Thursday, August 6, 2015

The Problem With Egypt...

Pyramidland!

The military under Abdel Fattah el-Sisi’s leadership is seeking to rebuild the Nasserist bully state, which was itself in many ways a reconstruction of Muhammad Ali’s version of the same. Maybe it will be a case of third time lucky, but that is unlikely, and not only because military state building has twice failed. The constraints on military state building in 2015 are much greater and the opportunities much fewer than in 1952, to say nothing of 1805. Projection of Egyptian power into the region is not only far more difficult, but as polls show, now opposed by the majority of Egyptians, at least as regards sending expeditionary forces into either Libya or Yemen.   
Assertion of a breast-beating independence à la Nasser is similarly difficult for Sisi when the national economy is kept afloat by the Saudis, Emiratis, and Kuwaitis. Flirting with Moscow now seems weak rather than bold. Rumors of discontent with Sisi’s leadership within the military grow as the economy flounders and the political system remains in deep freeze. There is and can be no equivalent to the Nasserist ideological agenda.
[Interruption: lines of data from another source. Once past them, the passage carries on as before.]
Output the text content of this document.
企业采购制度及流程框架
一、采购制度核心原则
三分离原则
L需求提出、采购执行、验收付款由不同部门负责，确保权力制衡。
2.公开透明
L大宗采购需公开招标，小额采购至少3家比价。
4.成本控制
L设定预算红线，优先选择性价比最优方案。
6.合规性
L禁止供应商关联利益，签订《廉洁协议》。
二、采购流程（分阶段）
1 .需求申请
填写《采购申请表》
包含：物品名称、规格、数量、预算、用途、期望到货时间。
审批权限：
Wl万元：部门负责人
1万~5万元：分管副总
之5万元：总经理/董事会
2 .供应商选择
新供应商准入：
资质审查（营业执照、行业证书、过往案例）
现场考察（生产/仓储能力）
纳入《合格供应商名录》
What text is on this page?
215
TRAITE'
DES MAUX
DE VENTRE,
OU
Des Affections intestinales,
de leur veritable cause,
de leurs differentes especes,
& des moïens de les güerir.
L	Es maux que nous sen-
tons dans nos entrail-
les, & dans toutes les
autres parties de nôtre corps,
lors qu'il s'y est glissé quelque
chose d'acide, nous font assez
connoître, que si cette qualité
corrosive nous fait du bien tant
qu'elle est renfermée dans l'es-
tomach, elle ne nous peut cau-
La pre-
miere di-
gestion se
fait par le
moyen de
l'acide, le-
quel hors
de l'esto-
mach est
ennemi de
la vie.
The officer republic has so hollowed out civilian state institutions that they barely function.  
In way over its head, the military is simultaneously trying to manage the economy, reconstruct the political system, conduct a counterinsurgency campaign, modernize its own forces, and devise a consistent foreign policy, all without substantial civilian input….Visibly in charge of the state, the economy, public security, and indeed, everything, the military will be held to account for the ever more evident shortcomings. As state decay under military tutelage progresses, onetime terrorists are morphing into insurgents, claiming to be inspired by the Islamic State’s dream of establishing an alternative to the Egyptian state, an unthinkable proposition even for the radical jihadis of the 1990s, to say nothing of the Muslim Brothers.  
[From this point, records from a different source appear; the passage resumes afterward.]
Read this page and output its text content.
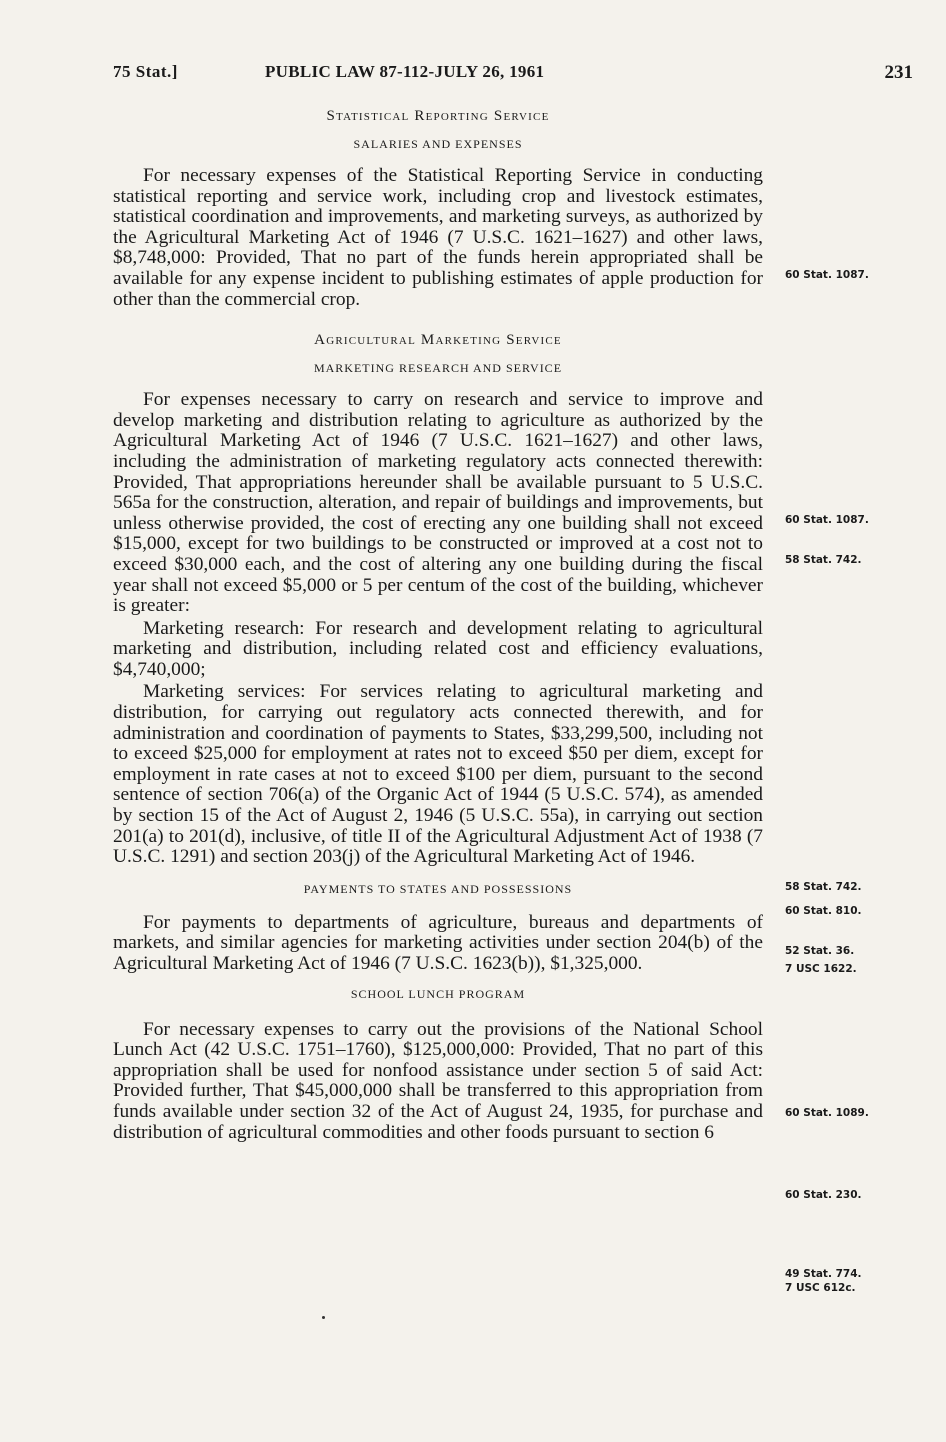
75 Stat.]	PUBLIC LAW 87-112-JULY 26, 1961	231
Statistical Reporting Service
SALARIES AND EXPENSES

For necessary expenses of the Statistical Reporting Service in conducting statistical reporting and service work, including crop and livestock estimates, statistical coordination and improvements, and marketing surveys, as authorized by the Agricultural Marketing Act of 1946 (7 U.S.C. 1621–1627) and other laws, $8,748,000: Provided, That no part of the funds herein appropriated shall be available for any expense incident to publishing estimates of apple production for other than the commercial crop.

Agricultural Marketing Service
MARKETING RESEARCH AND SERVICE

For expenses necessary to carry on research and service to improve and develop marketing and distribution relating to agriculture as authorized by the Agricultural Marketing Act of 1946 (7 U.S.C. 1621–1627) and other laws, including the administration of marketing regulatory acts connected therewith: Provided, That appropriations hereunder shall be available pursuant to 5 U.S.C. 565a for the construction, alteration, and repair of buildings and improvements, but unless otherwise provided, the cost of erecting any one building shall not exceed $15,000, except for two buildings to be constructed or improved at a cost not to exceed $30,000 each, and the cost of altering any one building during the fiscal year shall not exceed $5,000 or 5 per centum of the cost of the building, whichever is greater:

Marketing research: For research and development relating to agricultural marketing and distribution, including related cost and efficiency evaluations, $4,740,000;

Marketing services: For services relating to agricultural marketing and distribution, for carrying out regulatory acts connected therewith, and for administration and coordination of payments to States, $33,299,500, including not to exceed $25,000 for employment at rates not to exceed $50 per diem, except for employment in rate cases at not to exceed $100 per diem, pursuant to the second sentence of section 706(a) of the Organic Act of 1944 (5 U.S.C. 574), as amended by section 15 of the Act of August 2, 1946 (5 U.S.C. 55a), in carrying out section 201(a) to 201(d), inclusive, of title II of the Agricultural Adjustment Act of 1938 (7 U.S.C. 1291) and section 203(j) of the Agricultural Marketing Act of 1946.

PAYMENTS TO STATES AND POSSESSIONS

For payments to departments of agriculture, bureaus and departments of markets, and similar agencies for marketing activities under section 204(b) of the Agricultural Marketing Act of 1946 (7 U.S.C. 1623(b)), $1,325,000.

SCHOOL LUNCH PROGRAM

For necessary expenses to carry out the provisions of the National School Lunch Act (42 U.S.C. 1751–1760), $125,000,000: Provided, That no part of this appropriation shall be used for nonfood assistance under section 5 of said Act: Provided further, That $45,000,000 shall be transferred to this appropriation from funds available under section 32 of the Act of August 24, 1935, for purchase and distribution of agricultural commodities and other foods pursuant to section 6

60 Stat. 1087.
60 Stat. 1087.
58 Stat. 742.
58 Stat. 742.
60 Stat. 810.
52 Stat. 36.
7 USC 1622.
60 Stat. 1089.
60 Stat. 230.
49 Stat. 774.
7 USC 612c.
More than two centuries of Egyptian state building is now under threat. External support for the Egyptian military only perpetuates the inappropriate model it has perpetrated, further encouraging it to dismiss civilians and to pursue rents rather than to attempt to build a state based on a ruler-ruled relationship that both generates economic surplus and legitimates its extraction.  
The relationship between the Egyptian military and state is turned on its head, with the latter reporting to the former rather than vice versa. The task facing Egypt is thus to reverse this relationship and so terminate once and for all the national myth of military as state builder.